Very often we see customers having issues sending email to domains such as Comcast, AOL or Gmail.  Usually we make sure that the user is sending to the correct email address etc. but a very common issue we run into when first acquiring a new client is that their domain does not have an SPF record or reverse DNS entry that is required by Comcast or AOL to combat SPAM.  I would like to briefly explain the use of both an SPF record and a reverse DNS entry.

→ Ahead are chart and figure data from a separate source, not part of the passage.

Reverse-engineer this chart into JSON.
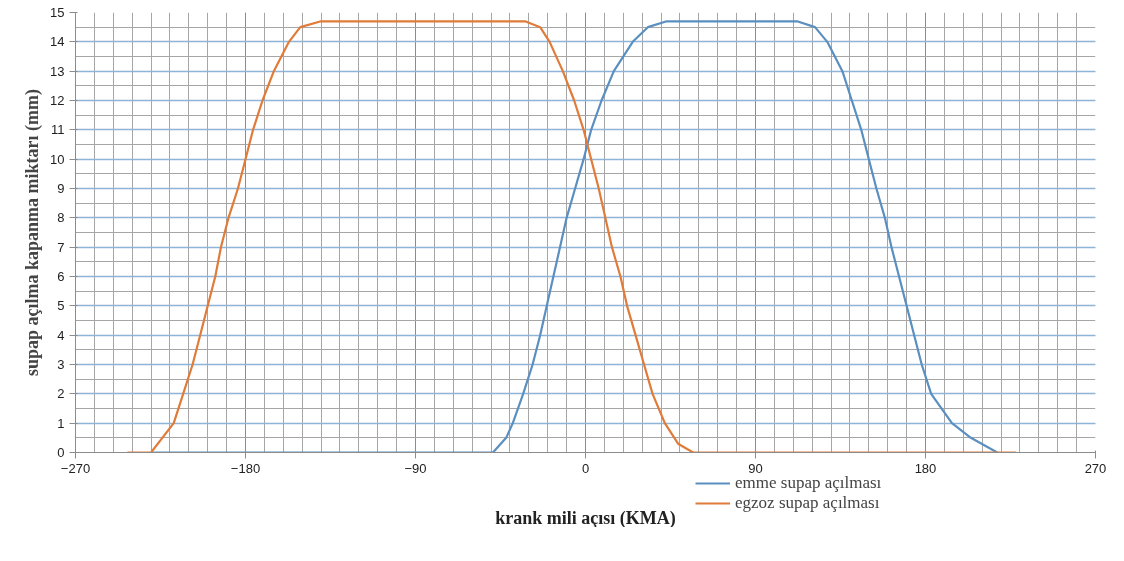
{
  "chart_data": {
    "type": "line",
    "xlabel": "krank mili açısı (KMA)",
    "ylabel": "supap açılma kapanma miktarı (mm)",
    "xlim": [
      -270,
      270
    ],
    "xticks": [
      -270,
      -180,
      -90,
      0,
      90,
      180,
      270
    ],
    "ylim": [
      0,
      15
    ],
    "yticks": [
      0,
      1,
      2,
      3,
      4,
      5,
      6,
      7,
      8,
      9,
      10,
      11,
      12,
      13,
      14,
      15
    ],
    "grid": true,
    "legend": "bottom right",
    "marker": "none",
    "line_style": "solid",
    "series": [
      {
        "name": "emme supap açılması",
        "color": "#5b8fc0",
        "x": [
          -230,
          -49,
          -42,
          -38.5,
          -33,
          -28,
          -24,
          -20.5,
          -17,
          -13.5,
          -10,
          -5.5,
          -1,
          3,
          8.5,
          15,
          25,
          33,
          43,
          112,
          121.5,
          128,
          136,
          141,
          146,
          150,
          154,
          158.5,
          162,
          166,
          170,
          174,
          178,
          183,
          194,
          204,
          218
        ],
        "values": [
          0,
          0,
          0.5,
          1,
          2,
          3,
          4,
          5,
          6,
          7,
          8,
          9,
          10,
          11,
          12,
          13,
          14,
          14.5,
          14.7,
          14.7,
          14.5,
          14,
          13,
          12,
          11,
          10,
          9,
          8,
          7,
          6,
          5,
          4,
          3,
          2,
          1,
          0.5,
          0
        ]
      },
      {
        "name": "egzoz supap açılması",
        "color": "#e07b39",
        "x": [
          -242.5,
          -230,
          -218,
          -213,
          -208,
          -204,
          -200,
          -196,
          -193,
          -189,
          -184,
          -180,
          -176,
          -171,
          -165,
          -157,
          -151,
          -140,
          -32,
          -24,
          -19,
          -12,
          -6,
          -1,
          3,
          7,
          10.5,
          14,
          18.5,
          22,
          26.5,
          31,
          35.5,
          42,
          49,
          57,
          228
        ],
        "values": [
          0,
          0,
          1,
          2,
          3,
          4,
          5,
          6,
          7,
          8,
          9,
          10,
          11,
          12,
          13,
          14,
          14.5,
          14.7,
          14.7,
          14.5,
          14,
          13,
          12,
          11,
          10,
          9,
          8,
          7,
          6,
          5,
          4,
          3,
          2,
          1,
          0.3,
          0,
          0
        ]
      }
    ]
  }
}
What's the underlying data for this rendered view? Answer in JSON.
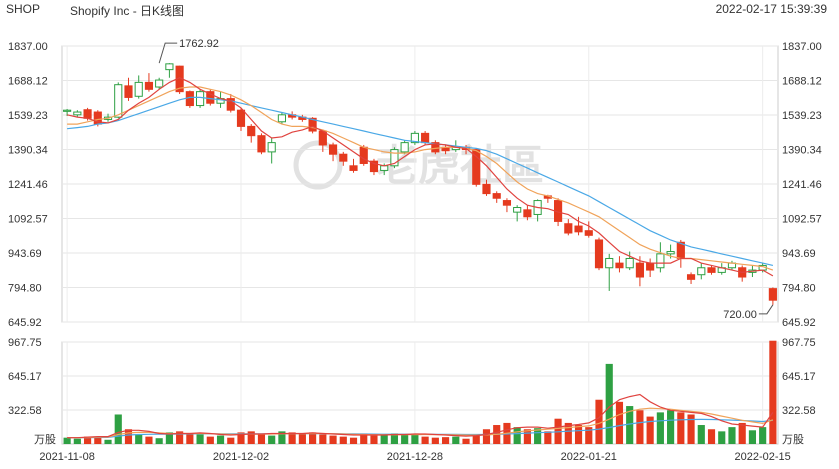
{
  "header": {
    "ticker": "SHOP",
    "title": "Shopify Inc - 日K线图",
    "datetime": "2022-02-17 15:39:39"
  },
  "watermark": "老虎社區",
  "chart_data": [
    {
      "type": "candlestick",
      "name": "price",
      "ylim": [
        645.92,
        1837.0
      ],
      "y_ticks": [
        "1837.00",
        "1688.12",
        "1539.23",
        "1390.34",
        "1241.46",
        "1092.57",
        "943.69",
        "794.80",
        "645.92"
      ],
      "x_ticks": [
        {
          "label": "2021-11-08",
          "index": 0
        },
        {
          "label": "2021-12-02",
          "index": 17
        },
        {
          "label": "2021-12-28",
          "index": 34
        },
        {
          "label": "2022-01-21",
          "index": 51
        },
        {
          "label": "2022-02-15",
          "index": 68
        }
      ],
      "annotations": [
        {
          "text": "1762.92",
          "index": 9,
          "value": 1762.92
        },
        {
          "text": "720.00",
          "index": 69,
          "value": 720.0
        }
      ],
      "colors": {
        "up": "#2ea043",
        "down": "#e53a1f",
        "ma_short": "#e0433f",
        "ma_mid": "#f0a35a",
        "ma_long": "#4aa8e6"
      },
      "candles": [
        [
          1555,
          1560,
          1565,
          1535
        ],
        [
          1540,
          1552,
          1560,
          1530
        ],
        [
          1562,
          1525,
          1570,
          1515
        ],
        [
          1552,
          1500,
          1560,
          1490
        ],
        [
          1520,
          1530,
          1545,
          1510
        ],
        [
          1530,
          1670,
          1680,
          1525
        ],
        [
          1665,
          1615,
          1700,
          1600
        ],
        [
          1620,
          1680,
          1710,
          1610
        ],
        [
          1680,
          1650,
          1720,
          1640
        ],
        [
          1660,
          1690,
          1700,
          1650
        ],
        [
          1735,
          1760,
          1763,
          1700
        ],
        [
          1750,
          1640,
          1752,
          1630
        ],
        [
          1640,
          1580,
          1645,
          1570
        ],
        [
          1580,
          1640,
          1650,
          1570
        ],
        [
          1640,
          1590,
          1650,
          1580
        ],
        [
          1590,
          1610,
          1640,
          1570
        ],
        [
          1610,
          1560,
          1630,
          1550
        ],
        [
          1560,
          1490,
          1570,
          1470
        ],
        [
          1490,
          1450,
          1500,
          1420
        ],
        [
          1450,
          1380,
          1460,
          1370
        ],
        [
          1380,
          1420,
          1440,
          1330
        ],
        [
          1510,
          1540,
          1550,
          1500
        ],
        [
          1540,
          1530,
          1555,
          1520
        ],
        [
          1530,
          1520,
          1540,
          1510
        ],
        [
          1525,
          1470,
          1530,
          1460
        ],
        [
          1470,
          1410,
          1475,
          1380
        ],
        [
          1410,
          1370,
          1420,
          1340
        ],
        [
          1370,
          1340,
          1380,
          1320
        ],
        [
          1320,
          1300,
          1350,
          1290
        ],
        [
          1400,
          1330,
          1410,
          1320
        ],
        [
          1340,
          1295,
          1350,
          1280
        ],
        [
          1300,
          1320,
          1330,
          1280
        ],
        [
          1320,
          1390,
          1400,
          1310
        ],
        [
          1380,
          1420,
          1430,
          1370
        ],
        [
          1420,
          1460,
          1470,
          1410
        ],
        [
          1460,
          1420,
          1470,
          1410
        ],
        [
          1420,
          1380,
          1430,
          1370
        ],
        [
          1400,
          1385,
          1410,
          1370
        ],
        [
          1390,
          1400,
          1430,
          1380
        ],
        [
          1400,
          1390,
          1410,
          1370
        ],
        [
          1390,
          1240,
          1395,
          1230
        ],
        [
          1240,
          1200,
          1260,
          1190
        ],
        [
          1200,
          1180,
          1210,
          1160
        ],
        [
          1170,
          1150,
          1180,
          1120
        ],
        [
          1120,
          1140,
          1150,
          1080
        ],
        [
          1130,
          1100,
          1150,
          1085
        ],
        [
          1110,
          1170,
          1175,
          1080
        ],
        [
          1190,
          1180,
          1195,
          1160
        ],
        [
          1170,
          1080,
          1180,
          1060
        ],
        [
          1070,
          1030,
          1090,
          1020
        ],
        [
          1060,
          1035,
          1100,
          1020
        ],
        [
          1040,
          1020,
          1080,
          1010
        ],
        [
          1000,
          880,
          1010,
          870
        ],
        [
          880,
          920,
          940,
          780
        ],
        [
          900,
          880,
          930,
          860
        ],
        [
          880,
          920,
          950,
          870
        ],
        [
          900,
          840,
          930,
          800
        ],
        [
          900,
          870,
          920,
          840
        ],
        [
          880,
          940,
          990,
          860
        ],
        [
          940,
          950,
          980,
          920
        ],
        [
          990,
          920,
          1000,
          880
        ],
        [
          850,
          830,
          860,
          810
        ],
        [
          850,
          880,
          900,
          830
        ],
        [
          880,
          860,
          890,
          850
        ],
        [
          860,
          880,
          900,
          850
        ],
        [
          880,
          900,
          910,
          870
        ],
        [
          880,
          840,
          890,
          820
        ],
        [
          860,
          870,
          890,
          840
        ],
        [
          870,
          890,
          900,
          860
        ],
        [
          790,
          740,
          795,
          720
        ]
      ],
      "ma_short": [
        1540,
        1530,
        1525,
        1510,
        1505,
        1520,
        1560,
        1590,
        1615,
        1650,
        1680,
        1700,
        1680,
        1650,
        1630,
        1610,
        1600,
        1570,
        1520,
        1470,
        1440,
        1445,
        1465,
        1475,
        1490,
        1470,
        1440,
        1410,
        1380,
        1350,
        1330,
        1320,
        1330,
        1360,
        1390,
        1410,
        1415,
        1410,
        1400,
        1395,
        1360,
        1320,
        1270,
        1220,
        1180,
        1150,
        1140,
        1135,
        1120,
        1110,
        1080,
        1060,
        1030,
        990,
        950,
        930,
        910,
        900,
        900,
        900,
        920,
        920,
        900,
        890,
        880,
        870,
        860,
        865,
        870,
        845
      ],
      "ma_mid": [
        1500,
        1500,
        1510,
        1520,
        1525,
        1540,
        1560,
        1580,
        1600,
        1620,
        1640,
        1655,
        1660,
        1660,
        1650,
        1640,
        1625,
        1605,
        1580,
        1550,
        1520,
        1500,
        1490,
        1490,
        1485,
        1475,
        1460,
        1440,
        1420,
        1400,
        1390,
        1380,
        1375,
        1375,
        1380,
        1390,
        1395,
        1400,
        1400,
        1395,
        1385,
        1360,
        1330,
        1290,
        1250,
        1220,
        1200,
        1190,
        1175,
        1160,
        1140,
        1120,
        1100,
        1070,
        1040,
        1010,
        980,
        960,
        945,
        930,
        920,
        920,
        915,
        910,
        905,
        900,
        895,
        890,
        885,
        870
      ],
      "ma_long": [
        1480,
        1485,
        1490,
        1500,
        1505,
        1515,
        1530,
        1545,
        1560,
        1575,
        1590,
        1605,
        1615,
        1615,
        1610,
        1605,
        1600,
        1590,
        1580,
        1570,
        1560,
        1550,
        1540,
        1530,
        1520,
        1510,
        1500,
        1490,
        1480,
        1470,
        1460,
        1450,
        1440,
        1430,
        1425,
        1420,
        1415,
        1410,
        1405,
        1400,
        1395,
        1385,
        1370,
        1350,
        1330,
        1310,
        1290,
        1270,
        1250,
        1230,
        1210,
        1190,
        1165,
        1140,
        1115,
        1090,
        1065,
        1040,
        1020,
        1000,
        985,
        970,
        960,
        950,
        940,
        930,
        920,
        910,
        900,
        890
      ]
    },
    {
      "type": "bar",
      "name": "volume",
      "unit": "万股",
      "ylim": [
        0,
        967.75
      ],
      "y_ticks": [
        "967.75",
        "645.17",
        "322.58"
      ],
      "colors": {
        "up": "#2ea043",
        "down": "#e53a1f",
        "ma_short": "#e0433f",
        "ma_mid": "#f0a35a",
        "ma_long": "#4aa8e6"
      },
      "volumes": [
        60,
        50,
        70,
        65,
        40,
        280,
        140,
        90,
        70,
        55,
        110,
        120,
        100,
        90,
        70,
        80,
        60,
        110,
        120,
        90,
        80,
        120,
        110,
        100,
        110,
        90,
        80,
        70,
        60,
        100,
        80,
        90,
        100,
        95,
        100,
        70,
        60,
        65,
        70,
        50,
        80,
        140,
        180,
        200,
        160,
        140,
        150,
        120,
        240,
        200,
        180,
        160,
        420,
        760,
        400,
        360,
        320,
        260,
        300,
        320,
        300,
        280,
        180,
        140,
        120,
        160,
        200,
        130,
        160,
        980
      ],
      "ma_short": [
        60,
        60,
        65,
        70,
        70,
        110,
        130,
        130,
        120,
        100,
        95,
        100,
        100,
        105,
        100,
        90,
        85,
        90,
        95,
        95,
        100,
        100,
        100,
        100,
        105,
        100,
        95,
        90,
        85,
        85,
        85,
        85,
        90,
        90,
        95,
        95,
        90,
        85,
        80,
        75,
        80,
        90,
        110,
        135,
        155,
        160,
        160,
        150,
        160,
        175,
        185,
        200,
        250,
        350,
        420,
        450,
        470,
        400,
        350,
        320,
        310,
        300,
        290,
        260,
        220,
        190,
        180,
        170,
        160,
        300
      ],
      "ma_mid": [
        60,
        60,
        62,
        65,
        66,
        90,
        105,
        110,
        110,
        105,
        100,
        100,
        100,
        100,
        98,
        95,
        92,
        92,
        93,
        93,
        95,
        97,
        98,
        99,
        100,
        100,
        98,
        95,
        92,
        90,
        88,
        87,
        87,
        88,
        89,
        90,
        89,
        88,
        86,
        84,
        84,
        86,
        92,
        102,
        115,
        125,
        133,
        140,
        148,
        156,
        164,
        172,
        195,
        235,
        280,
        310,
        330,
        340,
        335,
        330,
        320,
        310,
        300,
        285,
        265,
        245,
        225,
        210,
        195,
        230
      ],
      "ma_long": [
        60,
        60,
        61,
        62,
        63,
        75,
        85,
        90,
        92,
        93,
        94,
        95,
        96,
        97,
        97,
        97,
        96,
        96,
        96,
        96,
        97,
        97,
        98,
        98,
        98,
        98,
        98,
        97,
        96,
        95,
        94,
        93,
        93,
        93,
        93,
        93,
        92,
        92,
        91,
        90,
        90,
        90,
        92,
        95,
        99,
        103,
        107,
        111,
        116,
        121,
        126,
        131,
        141,
        157,
        175,
        190,
        203,
        213,
        220,
        226,
        230,
        232,
        233,
        232,
        230,
        227,
        223,
        218,
        213,
        225
      ]
    }
  ]
}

SPF stands for Sender Policy Framework and is a txt record in DNS that specifies what hosts are allowed to send email on your domains behalf.  This helps to mitigate the issue of people spoofing the from field in an email.  It is a very simple record that can be added where your DNS is hosted.  Let’s say for instance that you have one email server that receives and sends email for you domain and you only want that email to be allowed to send email.  Your SPF txt record may look like the following:

V=spf1 mx –all

This record says that whatever IP your MX record points to is allowed to send email.  You can also modify this to include an A record etc.  When Comcast sees an email come in, they check the SPF record and if things don’t match the email may be rejected.

Reverse DNS (rDNS)

Usually you will need to contact your ISP to get this record added and if you are familiar with how regular DNS works, this of course would be the exact opposite.  Regular DNS translates names to IP addresses where reverse DNS translates IP addresses to names.  When Comcast for instance sees an email coming from 74.x.x.x they will perform a reverse DNS lookup to ensure that the IP address the email is coming from resolves to the correct name listed in DNS.